No question the guy can recruit. But someone that would know has stated their NIL last season was 10 times what UF spent. That makes it a lot easier to "recruit"
But do these kids know that Baton Rouge is not NoLa? I think that every Gator recruit knows that Gainesville is not South Beach.
Only one Gator alum ever has been an MVP in MLB. On the last day of one season, he fell to second place in the league in batting average, which kept him from winning the triple crown. He finished first in his league that season in HR, RBI, runs, slugging and total bases. He still holds the franchise record for season RBI. He had Hall of Fame stats for his career, but retired after seven seasons because of injuries. He later became the only former MVP to earn MLB Executive of the Year.
Al Rosen? Only with UF for a semester before leaving for Minor League ball. Spent 4 years serving in the Navy during WW II, which shortened MLB career. Imagine baseball players making that sacrifice now? Ted Williams and many others did at that time. Indians actually cut his pay by $5,000 after fifth straight 100 RBI season.

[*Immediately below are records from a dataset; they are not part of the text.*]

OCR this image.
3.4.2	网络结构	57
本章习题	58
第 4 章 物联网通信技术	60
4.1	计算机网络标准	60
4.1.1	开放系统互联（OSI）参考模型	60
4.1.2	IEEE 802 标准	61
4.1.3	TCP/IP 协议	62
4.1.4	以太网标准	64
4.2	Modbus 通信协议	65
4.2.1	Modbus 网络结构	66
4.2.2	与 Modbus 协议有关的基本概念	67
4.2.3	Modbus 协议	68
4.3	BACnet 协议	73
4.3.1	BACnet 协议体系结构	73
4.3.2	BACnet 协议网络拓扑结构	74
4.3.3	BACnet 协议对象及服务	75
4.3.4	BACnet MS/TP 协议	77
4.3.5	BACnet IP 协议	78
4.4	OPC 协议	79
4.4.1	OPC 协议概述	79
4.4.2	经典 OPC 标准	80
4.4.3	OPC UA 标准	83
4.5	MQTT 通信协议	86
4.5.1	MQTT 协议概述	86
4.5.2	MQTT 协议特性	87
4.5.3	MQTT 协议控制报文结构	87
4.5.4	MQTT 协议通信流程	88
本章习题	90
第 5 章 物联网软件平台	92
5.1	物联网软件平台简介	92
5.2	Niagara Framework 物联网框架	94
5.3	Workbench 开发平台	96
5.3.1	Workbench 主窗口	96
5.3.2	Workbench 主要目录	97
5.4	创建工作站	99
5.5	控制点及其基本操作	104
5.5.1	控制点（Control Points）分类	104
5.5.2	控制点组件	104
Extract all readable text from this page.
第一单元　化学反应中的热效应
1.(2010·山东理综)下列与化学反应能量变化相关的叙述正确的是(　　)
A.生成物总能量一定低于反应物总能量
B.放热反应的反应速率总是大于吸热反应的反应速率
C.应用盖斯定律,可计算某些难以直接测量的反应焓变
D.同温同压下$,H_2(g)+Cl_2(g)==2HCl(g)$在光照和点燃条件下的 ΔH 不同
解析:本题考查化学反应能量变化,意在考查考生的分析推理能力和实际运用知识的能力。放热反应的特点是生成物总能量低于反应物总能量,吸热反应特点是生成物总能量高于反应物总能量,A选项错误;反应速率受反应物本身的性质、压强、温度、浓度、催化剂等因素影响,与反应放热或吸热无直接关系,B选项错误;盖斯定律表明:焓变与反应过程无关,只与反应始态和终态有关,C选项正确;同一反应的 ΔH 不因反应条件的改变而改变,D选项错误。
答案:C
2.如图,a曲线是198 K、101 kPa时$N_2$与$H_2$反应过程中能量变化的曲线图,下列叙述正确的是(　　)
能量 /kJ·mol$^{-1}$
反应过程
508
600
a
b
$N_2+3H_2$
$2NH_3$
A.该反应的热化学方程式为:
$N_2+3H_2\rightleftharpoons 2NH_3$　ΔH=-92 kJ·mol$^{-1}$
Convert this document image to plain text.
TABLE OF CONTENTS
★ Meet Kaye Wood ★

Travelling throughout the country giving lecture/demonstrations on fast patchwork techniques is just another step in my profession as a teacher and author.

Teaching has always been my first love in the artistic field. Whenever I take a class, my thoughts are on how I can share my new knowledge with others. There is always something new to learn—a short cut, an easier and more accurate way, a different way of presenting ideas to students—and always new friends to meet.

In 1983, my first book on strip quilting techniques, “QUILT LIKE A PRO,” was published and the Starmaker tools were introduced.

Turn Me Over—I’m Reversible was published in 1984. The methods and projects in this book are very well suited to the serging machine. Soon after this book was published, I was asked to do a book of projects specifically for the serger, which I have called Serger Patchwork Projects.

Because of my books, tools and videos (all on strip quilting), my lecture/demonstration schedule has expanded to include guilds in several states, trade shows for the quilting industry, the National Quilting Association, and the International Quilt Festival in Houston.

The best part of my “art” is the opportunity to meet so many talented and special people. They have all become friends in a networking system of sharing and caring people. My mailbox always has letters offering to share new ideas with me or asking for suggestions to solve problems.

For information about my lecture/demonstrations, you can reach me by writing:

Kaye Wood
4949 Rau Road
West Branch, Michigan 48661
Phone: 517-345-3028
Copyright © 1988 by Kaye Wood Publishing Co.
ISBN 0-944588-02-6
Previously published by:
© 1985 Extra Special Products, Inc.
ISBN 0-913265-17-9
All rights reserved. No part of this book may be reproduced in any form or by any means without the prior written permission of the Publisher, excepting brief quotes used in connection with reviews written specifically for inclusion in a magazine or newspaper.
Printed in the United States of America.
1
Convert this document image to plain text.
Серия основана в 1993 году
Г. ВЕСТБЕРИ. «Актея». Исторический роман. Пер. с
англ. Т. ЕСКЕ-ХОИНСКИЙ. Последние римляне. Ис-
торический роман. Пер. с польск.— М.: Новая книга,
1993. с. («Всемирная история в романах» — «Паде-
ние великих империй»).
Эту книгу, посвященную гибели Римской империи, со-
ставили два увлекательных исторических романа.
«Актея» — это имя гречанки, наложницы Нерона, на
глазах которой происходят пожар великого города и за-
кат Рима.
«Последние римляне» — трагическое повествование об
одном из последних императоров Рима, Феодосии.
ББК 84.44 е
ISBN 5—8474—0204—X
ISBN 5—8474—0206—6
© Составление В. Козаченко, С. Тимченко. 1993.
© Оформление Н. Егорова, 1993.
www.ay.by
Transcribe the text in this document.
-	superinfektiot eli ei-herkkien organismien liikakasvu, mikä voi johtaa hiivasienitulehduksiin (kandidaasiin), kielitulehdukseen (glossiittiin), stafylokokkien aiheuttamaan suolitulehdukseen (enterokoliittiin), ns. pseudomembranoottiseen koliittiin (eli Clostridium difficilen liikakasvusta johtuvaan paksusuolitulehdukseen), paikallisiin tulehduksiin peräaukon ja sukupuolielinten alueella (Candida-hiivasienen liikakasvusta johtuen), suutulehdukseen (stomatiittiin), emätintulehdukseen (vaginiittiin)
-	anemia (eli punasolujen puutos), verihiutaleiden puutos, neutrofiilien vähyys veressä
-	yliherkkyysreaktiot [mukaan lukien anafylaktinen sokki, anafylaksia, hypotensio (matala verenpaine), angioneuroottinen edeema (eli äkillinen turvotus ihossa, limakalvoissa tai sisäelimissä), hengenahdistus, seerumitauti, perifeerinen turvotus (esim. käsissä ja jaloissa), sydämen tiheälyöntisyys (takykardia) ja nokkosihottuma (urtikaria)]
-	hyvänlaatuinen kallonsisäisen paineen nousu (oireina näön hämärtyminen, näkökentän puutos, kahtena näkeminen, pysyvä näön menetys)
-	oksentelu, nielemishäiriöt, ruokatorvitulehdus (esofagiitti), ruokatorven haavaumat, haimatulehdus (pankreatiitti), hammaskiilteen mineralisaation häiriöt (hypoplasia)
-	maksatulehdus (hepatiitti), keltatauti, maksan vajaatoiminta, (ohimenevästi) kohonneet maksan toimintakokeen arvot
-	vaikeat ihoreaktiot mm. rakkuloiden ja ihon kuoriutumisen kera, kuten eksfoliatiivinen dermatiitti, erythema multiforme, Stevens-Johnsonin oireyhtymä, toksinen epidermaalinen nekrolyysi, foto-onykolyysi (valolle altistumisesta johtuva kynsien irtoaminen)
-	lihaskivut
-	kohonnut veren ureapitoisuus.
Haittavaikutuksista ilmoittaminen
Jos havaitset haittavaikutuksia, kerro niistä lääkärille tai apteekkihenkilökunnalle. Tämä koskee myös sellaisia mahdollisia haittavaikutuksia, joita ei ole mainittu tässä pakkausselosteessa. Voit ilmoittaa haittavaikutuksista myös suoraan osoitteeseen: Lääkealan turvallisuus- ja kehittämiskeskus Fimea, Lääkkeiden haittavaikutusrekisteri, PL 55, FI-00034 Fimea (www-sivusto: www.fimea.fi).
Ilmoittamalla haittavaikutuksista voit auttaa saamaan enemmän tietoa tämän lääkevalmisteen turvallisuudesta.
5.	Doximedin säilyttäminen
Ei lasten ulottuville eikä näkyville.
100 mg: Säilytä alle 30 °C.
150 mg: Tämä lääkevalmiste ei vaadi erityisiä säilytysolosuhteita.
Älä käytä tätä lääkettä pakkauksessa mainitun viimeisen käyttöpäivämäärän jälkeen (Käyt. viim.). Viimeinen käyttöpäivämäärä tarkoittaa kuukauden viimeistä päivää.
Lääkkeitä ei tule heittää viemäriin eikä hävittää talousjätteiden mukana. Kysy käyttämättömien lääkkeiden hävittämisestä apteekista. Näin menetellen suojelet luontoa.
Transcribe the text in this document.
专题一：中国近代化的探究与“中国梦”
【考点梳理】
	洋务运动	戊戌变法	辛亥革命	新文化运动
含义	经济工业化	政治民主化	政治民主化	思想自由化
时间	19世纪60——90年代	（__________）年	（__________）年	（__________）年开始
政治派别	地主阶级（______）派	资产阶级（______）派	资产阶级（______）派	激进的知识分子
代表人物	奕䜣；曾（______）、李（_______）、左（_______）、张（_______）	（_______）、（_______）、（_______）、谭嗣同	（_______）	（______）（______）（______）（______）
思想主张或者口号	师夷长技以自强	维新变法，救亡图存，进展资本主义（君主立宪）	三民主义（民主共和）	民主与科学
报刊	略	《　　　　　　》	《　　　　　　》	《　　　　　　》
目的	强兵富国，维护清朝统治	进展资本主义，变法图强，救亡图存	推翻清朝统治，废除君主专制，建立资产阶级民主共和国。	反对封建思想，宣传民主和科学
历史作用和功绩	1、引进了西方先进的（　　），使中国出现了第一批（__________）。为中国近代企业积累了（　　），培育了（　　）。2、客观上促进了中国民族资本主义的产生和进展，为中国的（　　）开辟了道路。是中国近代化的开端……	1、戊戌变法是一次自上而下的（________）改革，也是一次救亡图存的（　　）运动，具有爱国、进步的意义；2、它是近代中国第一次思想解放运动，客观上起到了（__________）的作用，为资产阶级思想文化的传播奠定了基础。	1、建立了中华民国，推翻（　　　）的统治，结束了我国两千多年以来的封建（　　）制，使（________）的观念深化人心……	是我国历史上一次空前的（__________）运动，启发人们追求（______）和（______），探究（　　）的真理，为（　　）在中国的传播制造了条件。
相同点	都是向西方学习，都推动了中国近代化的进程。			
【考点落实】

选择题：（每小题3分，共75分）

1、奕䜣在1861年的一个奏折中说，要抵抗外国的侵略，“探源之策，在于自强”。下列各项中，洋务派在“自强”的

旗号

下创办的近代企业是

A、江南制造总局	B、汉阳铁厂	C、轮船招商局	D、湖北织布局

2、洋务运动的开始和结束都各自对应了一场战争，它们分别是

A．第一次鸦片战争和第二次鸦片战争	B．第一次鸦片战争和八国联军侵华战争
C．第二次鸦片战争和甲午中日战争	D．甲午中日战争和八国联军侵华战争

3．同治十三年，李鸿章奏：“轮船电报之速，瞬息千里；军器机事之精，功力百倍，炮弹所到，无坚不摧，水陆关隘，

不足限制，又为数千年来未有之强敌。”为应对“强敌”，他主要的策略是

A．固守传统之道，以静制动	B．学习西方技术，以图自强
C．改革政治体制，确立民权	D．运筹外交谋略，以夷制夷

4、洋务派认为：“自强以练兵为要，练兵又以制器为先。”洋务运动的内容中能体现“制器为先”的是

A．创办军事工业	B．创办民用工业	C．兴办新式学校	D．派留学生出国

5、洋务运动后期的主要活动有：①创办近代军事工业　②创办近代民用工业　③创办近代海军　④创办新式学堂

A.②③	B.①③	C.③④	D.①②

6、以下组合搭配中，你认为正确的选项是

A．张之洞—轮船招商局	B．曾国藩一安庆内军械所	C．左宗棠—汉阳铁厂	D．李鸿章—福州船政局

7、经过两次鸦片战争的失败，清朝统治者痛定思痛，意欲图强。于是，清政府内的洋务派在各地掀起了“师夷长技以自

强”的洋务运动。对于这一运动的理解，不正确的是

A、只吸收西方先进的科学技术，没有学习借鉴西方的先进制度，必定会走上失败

That and back probs forced his retirement to become a financial broker for 20 years until going back to baseball as a front office exec. Interesting player. Shortened career and being Jewish at that time in US history likely hurt his fame as a player.
Al Rosen was at UF one Fall term. Did he ever play varsity ball for UF? But great trivia question. Even better than my "Who was the last Gator basketball player to wear #41 as a Gator?" It wasn't Neal Walk. Norm Sloan screwed it up for one game.
By the way, Stephen Ross, Dolphin Owner and billionaire, was at UF almost 2 years before transferring to Michigan. If we can count Al Rosen, we should count him as a famous Gator as well.
If he really learns to pitch with a well located fastball (the confidence to use his velo) then IMHO his splitter and the threat of it becomes even greater.